CMB: On the one hand, technology makes it a lot easier for just about anyone with the drive to make a film and get at least some kind of distribution, if only direct to video. On the other hand, getting an independent film into actual movie theaters is harder than ever. What are your thoughts on the state of film distribution for independent filmmakers today?
AR: Well, the world of independent film is a constantly changing industry. I think it is incredibly hard for independent films to find traction in the marketplace unless they are released through an indie studio or have a well-known director attached. We are doing a simultaneous theatrical and VOD release, but it is becoming increasingly difficult finding exhibitors willing to show a film with a VOD element. On the smaller budget releases, it makes sense to do this as one does not have the budget to do a wide release. It also gives people who live in the cities where the film will not play access to it immediately, which could be advantageous.
CMB: You've formed your own production company, Certainty Films, with Executive Producer Connie Cummings. What sort of projects will you be pursuing through this company? Will they all be films that you will direct, or will you be working with other filmmakers as well?
AR: Connie and I are both interested in blending entertainment that weaves a sense of true, purpose and meaning into our lives with a more conscious approach to filmmaking.
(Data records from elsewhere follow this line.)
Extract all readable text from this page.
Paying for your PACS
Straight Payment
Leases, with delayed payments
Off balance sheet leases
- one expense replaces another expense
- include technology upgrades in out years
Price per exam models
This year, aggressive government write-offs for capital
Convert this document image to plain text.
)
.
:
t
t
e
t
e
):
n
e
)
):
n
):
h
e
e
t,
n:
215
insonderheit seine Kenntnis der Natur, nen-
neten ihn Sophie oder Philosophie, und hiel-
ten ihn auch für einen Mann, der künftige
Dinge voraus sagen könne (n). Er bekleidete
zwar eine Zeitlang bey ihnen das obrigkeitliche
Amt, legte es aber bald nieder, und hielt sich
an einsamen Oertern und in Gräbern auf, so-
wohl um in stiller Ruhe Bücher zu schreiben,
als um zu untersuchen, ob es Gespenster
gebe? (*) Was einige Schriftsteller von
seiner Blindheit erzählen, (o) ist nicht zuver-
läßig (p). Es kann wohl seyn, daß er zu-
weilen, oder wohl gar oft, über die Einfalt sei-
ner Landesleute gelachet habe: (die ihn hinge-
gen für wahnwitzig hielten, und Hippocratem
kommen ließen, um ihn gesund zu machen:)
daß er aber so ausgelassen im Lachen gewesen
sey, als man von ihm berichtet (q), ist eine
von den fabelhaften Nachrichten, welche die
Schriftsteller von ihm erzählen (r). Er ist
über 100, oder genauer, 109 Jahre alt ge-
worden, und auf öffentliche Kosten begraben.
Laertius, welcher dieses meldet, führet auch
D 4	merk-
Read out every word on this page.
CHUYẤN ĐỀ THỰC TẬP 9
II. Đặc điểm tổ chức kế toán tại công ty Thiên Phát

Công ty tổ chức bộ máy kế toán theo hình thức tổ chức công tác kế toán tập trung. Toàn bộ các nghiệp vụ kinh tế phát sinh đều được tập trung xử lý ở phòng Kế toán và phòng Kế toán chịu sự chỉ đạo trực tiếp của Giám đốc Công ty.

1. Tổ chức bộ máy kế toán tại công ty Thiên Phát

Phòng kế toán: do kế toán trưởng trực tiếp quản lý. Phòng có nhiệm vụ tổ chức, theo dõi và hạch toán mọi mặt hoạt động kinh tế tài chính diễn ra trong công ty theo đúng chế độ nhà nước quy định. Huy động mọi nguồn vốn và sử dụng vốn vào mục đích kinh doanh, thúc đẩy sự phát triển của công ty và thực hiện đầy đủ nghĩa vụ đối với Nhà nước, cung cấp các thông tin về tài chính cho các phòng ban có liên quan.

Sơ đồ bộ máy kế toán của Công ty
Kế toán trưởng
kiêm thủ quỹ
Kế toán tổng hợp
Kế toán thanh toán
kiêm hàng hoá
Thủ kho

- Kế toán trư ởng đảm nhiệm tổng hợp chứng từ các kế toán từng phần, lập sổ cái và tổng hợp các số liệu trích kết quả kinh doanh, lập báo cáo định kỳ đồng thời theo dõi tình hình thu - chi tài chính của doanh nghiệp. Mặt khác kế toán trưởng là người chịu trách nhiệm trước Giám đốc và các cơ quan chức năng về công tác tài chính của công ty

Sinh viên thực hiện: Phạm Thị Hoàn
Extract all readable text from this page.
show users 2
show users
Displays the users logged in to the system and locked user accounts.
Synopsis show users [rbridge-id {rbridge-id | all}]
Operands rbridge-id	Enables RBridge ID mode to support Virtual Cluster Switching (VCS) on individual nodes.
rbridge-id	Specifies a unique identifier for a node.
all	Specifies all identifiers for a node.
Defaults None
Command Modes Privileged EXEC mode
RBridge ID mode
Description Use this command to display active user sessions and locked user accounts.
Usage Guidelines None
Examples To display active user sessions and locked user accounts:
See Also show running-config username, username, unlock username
We have a number of projects we are getting into development. Some I will direct, but I also plan to produce as well as work with other directors. We hope to eventually start up a production arm to support new voices and first time directors to get their projects made.
CMB: What does “success” mean to you as a filmmaker? Are you at all interested in working your way up the ladder to eventually direct mainstream Hollywood pictures, or is your heart in indie films?
AR: I think my heart is really in independent film/stories. Certainly I would like to be directing films at a bigger budget level, but only if the story speaks to me. I think success is not giving up on your dreams.